O mercado futuro de açúcar fechou em forte alta, na quinta-feira, em Nova York. O contrato de outubro atingiu nova máxima pela terceira sessão seguida, segundo a Dow Jones, sustentado pelas compras de fundos e tradings, em meio à percepção de que a produção pode cair na Índia. O papel encerrou o pregão com valorização de 57 pontos a 17,70 centavos de dólar. Alex Oliveira, da Newedge USA, disse que os fundos são grandes compradores em outubro. "Os futuros agora não têm nada a ver com o mercado físico", observou. James Cordier, da optionsellers.com, disse que a expectativa é de que o déficit de produção na Índia continue a crescer. Chove nas regiões de cana do país, mas há temores de que a umidade não seja suficiente. O indicador Cepea/Esalq para a saca de açúcar em São Paulo ficou em R$ 41,12, alta de 0,29% .

De olho nas ações

O preço do café conseguiu forças nesta quinta-feira para deixar para trás seu mais baixo nível em quase dois meses.

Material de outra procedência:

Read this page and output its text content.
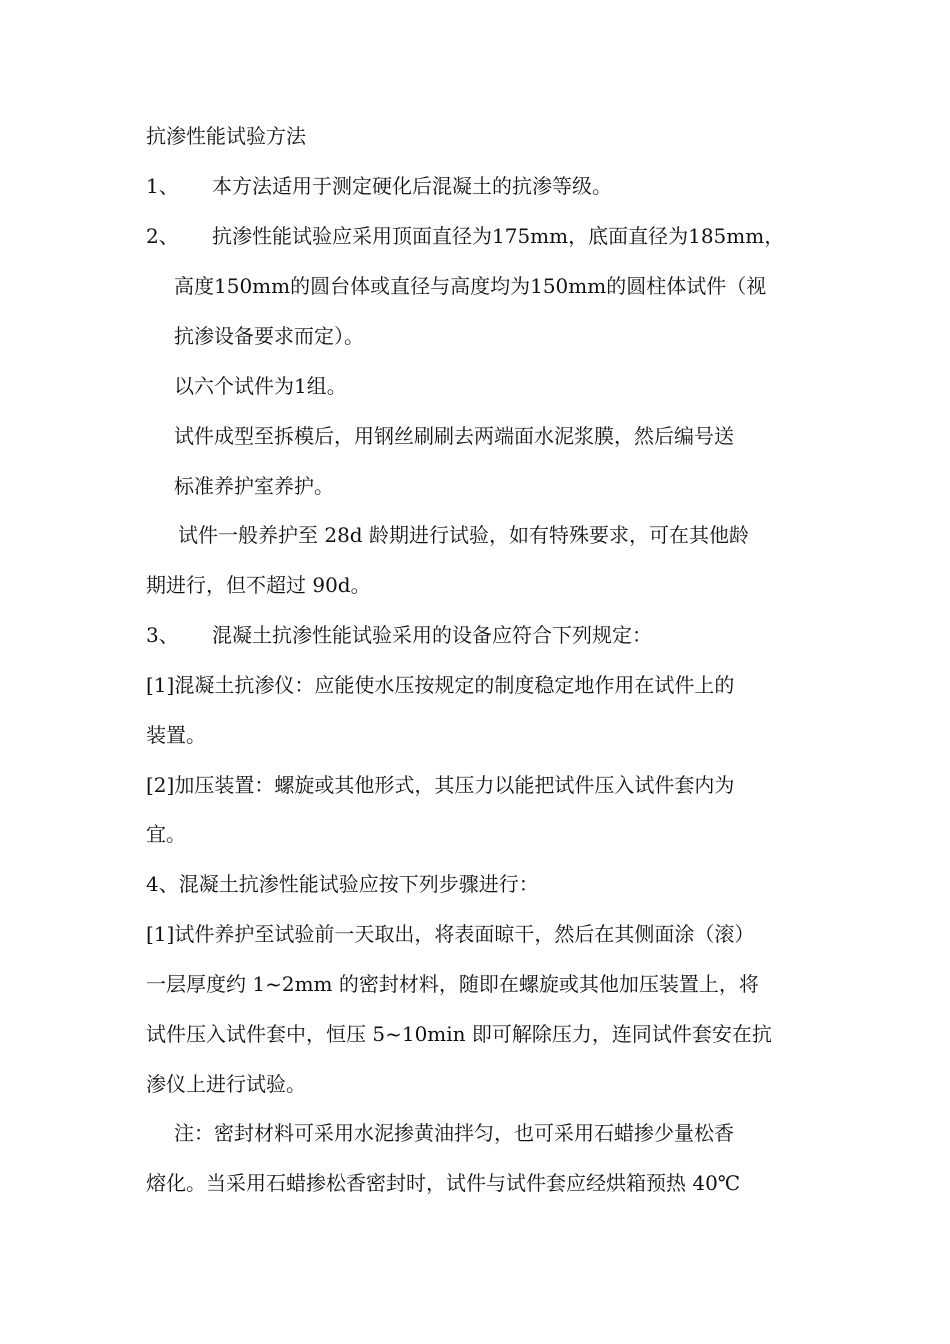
抗渗性能试验方法
1、 本方法适用于测定硬化后混凝土的抗渗等级。
2、 抗渗性能试验应采用顶面直径为175mm，底面直径为185mm，
高度150mm的圆台体或直径与高度均为150mm的圆柱体试件（视
抗渗设备要求而定）。
以六个试件为1组。
试件成型至拆模后，用钢丝刷刷去两端面水泥浆膜，然后编号送
标准养护室养护。
试件一般养护至 28d 龄期进行试验，如有特殊要求，可在其他龄
期进行，但不超过 90d。
3、 混凝土抗渗性能试验采用的设备应符合下列规定：
[1]混凝土抗渗仪：应能使水压按规定的制度稳定地作用在试件上的
装置。
[2]加压装置：螺旋或其他形式，其压力以能把试件压入试件套内为
宜。
4、混凝土抗渗性能试验应按下列步骤进行：
[1]试件养护至试验前一天取出，将表面晾干，然后在其侧面涂（滚）
一层厚度约 1~2mm 的密封材料，随即在螺旋或其他加压装置上，将
试件压入试件套中，恒压 5~10min 即可解除压力，连同试件套安在抗
渗仪上进行试验。
注：密封材料可采用水泥掺黄油拌匀，也可采用石蜡掺少量松香
熔化。当采用石蜡掺松香密封时，试件与试件套应经烘箱预热 40℃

Para analistas ouvidos pela Bloomberg, o avanço ocorreu na esteira da valorização das ações nas bolsas e do recuo do dólar, que chegou a ser negociado em alta ao longo do dia. Um dólar desvalorizado torna mais atrativas as compras, na moeda americana, de estoques de commodities agrícolas dos EUA. Em Nova York, os contratos de arábica com vencimento em setembro avançaram 110 pontos, para US$ 1,2025 por libra-peso. Em Londres, em contrapartida, os papéis para setembro caíram US$ 12, para US$ 1.313 por tonelada. No mercado interno, o preço da saca de 60 quilos caiu 0,14%, para R$ 248,17, segundo o índice Cepea/Esalq.

Menos empregos

O aumento de pedidos de seguro-desemprego nos Estados Unidos pesou sobre o desempenho dos mercados nesta quinta-feira e foi decisivo para o declínio dos preços do milho, de acordo com analistas consultados pela Bloomberg. O Departamento de Trabalho americano informou nesta quinta-feira que o número de pedidos cresceu 29 mil na semana encerrada em 13 de junho, para 6,74 milhões. "A demanda pelos estoques está se enfraquecendo", disse Greg Grow, diretor de agronegócios da Archer Financial Services. Na bolsa de Chicago, os contratos para setembro caíram 5 centavos de dólar, para US$ 3,90 por bushel. Em Maringá (PR), a saca de milho de 60 quilos foi negociada por R$ 16,70, de acordo com o Departamento de Economia Rural (Deral).

Colheita acelerada

A aceleração da colheita de trigo nos Estados Unidos foi o principal fator para a baixa do preço da commodity nesta quinta-feira, disseram analistas à Bloomberg. Cerca de 20% das lavouras do chamado trigo de inverno haviam sido colhidas até 21 de junho, acima dos 9% registrados uma semana antes, informou o Departamento de Agricultura americano no início da semana - os EUA são o principal exportador mundial do cereal. Na bolsa de Chicago, os contratos para setembro caíram 6,25 centavos de dólar, para US$ 5,6150 por bushel. Em Kansas, os papéis para setembro recuaram 5,25 cents, para US$ 6,0250 por bushel. No Paraná, a saca de 60 quilos saiu, na média, por R$ 28,25, sem variação, de acordo com o Departamento de Economia Rural (Deral).